US 12,223,946 B2
	Artificial intelligence voice response system for speech impaired users
Shikhar Kwatra, San Jose, CA (US); Laura Grace Ellis, Austin, TX (US); Kaitlin McGoldrick, New York, NY (US); and Sarbajit K. Rakshit, Kolkata (IN)
Assigned to International Business Machines Corporation, Armonk, NY (US)
Filed by INTERNATIONAL BUSINESS MACHINES CORPORATION, Armonk, NY (US)
Filed on Sep. 11, 2020, as Appl. No. 16/948,310.
Prior Publication US 2022/0084504 A1, Mar. 17, 2022
Int. Cl.

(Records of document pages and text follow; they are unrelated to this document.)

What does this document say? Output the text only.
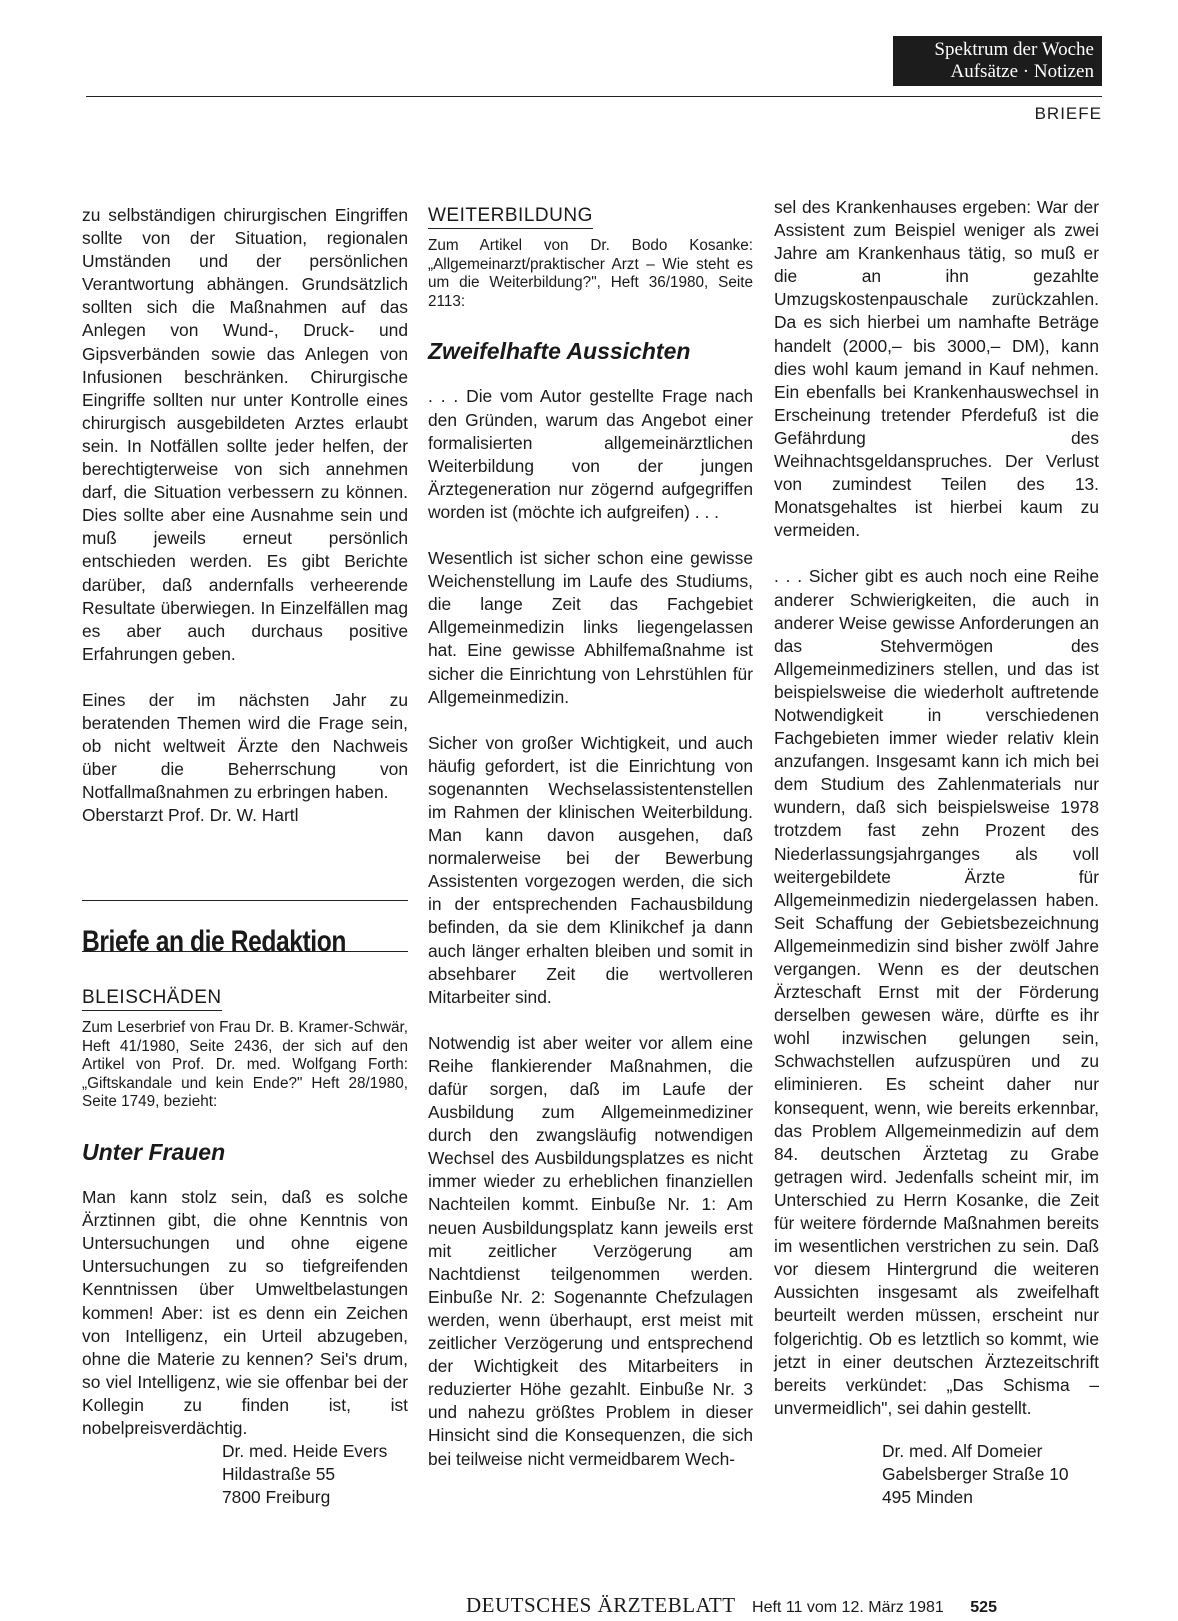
Spektrum der Woche
Aufsätze · Notizen
BRIEFE

zu selbständigen chirurgischen Eingriffen sollte von der Situation, regionalen Umständen und der persönlichen Verantwortung abhängen. Grundsätzlich sollten sich die Maßnahmen auf das Anlegen von Wund-, Druck- und Gipsverbänden sowie das Anlegen von Infusionen beschränken. Chirurgische Eingriffe sollten nur unter Kontrolle eines chirurgisch ausgebildeten Arztes erlaubt sein. In Notfällen sollte jeder helfen, der berechtigterweise von sich annehmen darf, die Situation verbessern zu können. Dies sollte aber eine Ausnahme sein und muß jeweils erneut persönlich entschieden werden. Es gibt Berichte darüber, daß andernfalls verheerende Resultate überwiegen. In Einzelfällen mag es aber auch durchaus positive Erfahrungen geben.

Eines der im nächsten Jahr zu beratenden Themen wird die Frage sein, ob nicht weltweit Ärzte den Nachweis über die Beherrschung von Notfallmaßnahmen zu erbringen haben.

Oberstarzt Prof. Dr. W. Hartl

Briefe an die Redaktion
BLEISCHÄDEN
Zum Leserbrief von Frau Dr. B. Kramer-Schwär, Heft 41/1980, Seite 2436, der sich auf den Artikel von Prof. Dr. med. Wolfgang Forth: „Giftskandale und kein Ende?" Heft 28/1980, Seite 1749, bezieht:
Unter Frauen

Man kann stolz sein, daß es solche Ärztinnen gibt, die ohne Kenntnis von Untersuchungen und ohne eigene Untersuchungen zu so tiefgreifenden Kenntnissen über Umweltbelastungen kommen! Aber: ist es denn ein Zeichen von Intelligenz, ein Urteil abzugeben, ohne die Materie zu kennen? Sei's drum, so viel Intelligenz, wie sie offenbar bei der Kollegin zu finden ist, ist nobelpreisverdächtig.

Dr. med. Heide Evers
Hildastraße 55
7800 Freiburg
WEITERBILDUNG
Zum Artikel von Dr. Bodo Kosanke: „Allgemeinarzt/praktischer Arzt – Wie steht es um die Weiterbildung?", Heft 36/1980, Seite 2113:
Zweifelhafte Aussichten

. . . Die vom Autor gestellte Frage nach den Gründen, warum das Angebot einer formalisierten allgemeinärztlichen Weiterbildung von der jungen Ärztegeneration nur zögernd aufgegriffen worden ist (möchte ich aufgreifen) . . .

Wesentlich ist sicher schon eine gewisse Weichenstellung im Laufe des Studiums, die lange Zeit das Fachgebiet Allgemeinmedizin links liegengelassen hat. Eine gewisse Abhilfemaßnahme ist sicher die Einrichtung von Lehrstühlen für Allgemeinmedizin.

Sicher von großer Wichtigkeit, und auch häufig gefordert, ist die Einrichtung von sogenannten Wechselassistentenstellen im Rahmen der klinischen Weiterbildung. Man kann davon ausgehen, daß normalerweise bei der Bewerbung Assistenten vorgezogen werden, die sich in der entsprechenden Fachausbildung befinden, da sie dem Klinikchef ja dann auch länger erhalten bleiben und somit in absehbarer Zeit die wertvolleren Mitarbeiter sind.

Notwendig ist aber weiter vor allem eine Reihe flankierender Maßnahmen, die dafür sorgen, daß im Laufe der Ausbildung zum Allgemeinmediziner durch den zwangsläufig notwendigen Wechsel des Ausbildungsplatzes es nicht immer wieder zu erheblichen finanziellen Nachteilen kommt. Einbuße Nr. 1: Am neuen Ausbildungsplatz kann jeweils erst mit zeitlicher Verzögerung am Nachtdienst teilgenommen werden. Einbuße Nr. 2: Sogenannte Chefzulagen werden, wenn überhaupt, erst meist mit zeitlicher Verzögerung und entsprechend der Wichtigkeit des Mitarbeiters in reduzierter Höhe gezahlt. Einbuße Nr. 3 und nahezu größtes Problem in dieser Hinsicht sind die Konsequenzen, die sich bei teilweise nicht vermeidbarem Wech-

sel des Krankenhauses ergeben: War der Assistent zum Beispiel weniger als zwei Jahre am Krankenhaus tätig, so muß er die an ihn gezahlte Umzugskostenpauschale zurückzahlen. Da es sich hierbei um namhafte Beträge handelt (2000,– bis 3000,– DM), kann dies wohl kaum jemand in Kauf nehmen. Ein ebenfalls bei Krankenhauswechsel in Erscheinung tretender Pferdefuß ist die Gefährdung des Weihnachtsgeldanspruches. Der Verlust von zumindest Teilen des 13. Monatsgehaltes ist hierbei kaum zu vermeiden.

. . . Sicher gibt es auch noch eine Reihe anderer Schwierigkeiten, die auch in anderer Weise gewisse Anforderungen an das Stehvermögen des Allgemeinmediziners stellen, und das ist beispielsweise die wiederholt auftretende Notwendigkeit in verschiedenen Fachgebieten immer wieder relativ klein anzufangen. Insgesamt kann ich mich bei dem Studium des Zahlenmaterials nur wundern, daß sich beispielsweise 1978 trotzdem fast zehn Prozent des Niederlassungsjahrganges als voll weitergebildete Ärzte für Allgemeinmedizin niedergelassen haben. Seit Schaffung der Gebietsbezeichnung Allgemeinmedizin sind bisher zwölf Jahre vergangen. Wenn es der deutschen Ärzteschaft Ernst mit der Förderung derselben gewesen wäre, dürfte es ihr wohl inzwischen gelungen sein, Schwachstellen aufzuspüren und zu eliminieren. Es scheint daher nur konsequent, wenn, wie bereits erkennbar, das Problem Allgemeinmedizin auf dem 84. deutschen Ärztetag zu Grabe getragen wird. Jedenfalls scheint mir, im Unterschied zu Herrn Kosanke, die Zeit für weitere fördernde Maßnahmen bereits im wesentlichen verstrichen zu sein. Daß vor diesem Hintergrund die weiteren Aussichten insgesamt als zweifelhaft beurteilt werden müssen, erscheint nur folgerichtig. Ob es letztlich so kommt, wie jetzt in einer deutschen Ärztezeitschrift bereits verkündet: „Das Schisma – unvermeidlich", sei dahin gestellt.

Dr. med. Alf Domeier
Gabelsberger Straße 10
495 Minden
DEUTSCHES ÄRZTEBLATT Heft 11 vom 12. März 1981 525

G10L 15/08 (2006.01); G06F 3/16 (2006.01); G06N 3/04 (2023.01); G10L 15/06 (2013.01); G10L 15/30 (2013.01)

CPC G10L 15/08 (2013.01) [G06F 3/167 (2013.01); G06N 3/04 (2013.01); G10L 15/063 (2013.01); G10L 15/30 (2013.01); G10L 2015/088 (2013.01)]

23 Claims

1. A method for voice responses, the method comprising:

gathering user data from at least one connected device, wherein the connected device comprises an artificial intelligence (AI) system that can observe human conversations and detect behavioral signals or biometric patterns of a user within a range of sensors used to detect the user's behavioral signals or biometric patterns;

predicting when a user desires to submit a voice command and whether the user has the ability to submit the voice command, wherein heuristics and health conditions of the user are used to predict a topic of a voice command and voice request and to provide a spoken menu from which the user may choose at least one voice command;

analyzing user speech stream data via natural language processing (NLP) algorithms to dynamically determine a satisfaction or frustration level of a user;

passing the gathered user data to a random forest algorithm to perform a binary classification;

training a voice response system based on the gathered user data, wherein the trained voice response system includes a plurality of voice menus, one of the plurality of voice menus being dynamically modified to include a set of hierarchical questions relating to an observed interaction or set of interactions with a user, until a customized menu is determined;

using a deep reinforcement learning model, such as a long short term memory recurrent neural network model (LSTM-RNN), to improve a knowledge corpus by correlating gathered behavioral input, body language, and biometric signals with an intended topic or a hierarchical voice menu related to the intended topic;

identifying a wakeup signal for the connected device based on observed behavioral signals or biometric patterns of the user within the range of the sensors used to detect the user's behavioral signals or biometric patterns, wherein the identified wakeup signal comprises a change in a behavior or a biometric parameter of the user;

determining that user engagement is intended based on identifying the wakeup signal;

handling a non-routine event of the user by initiating a phone call to a live person who may assist in understanding the non-routine event;

determining the customized menu based on the intended user engagement; and

engaging with the user through the at least one connected device.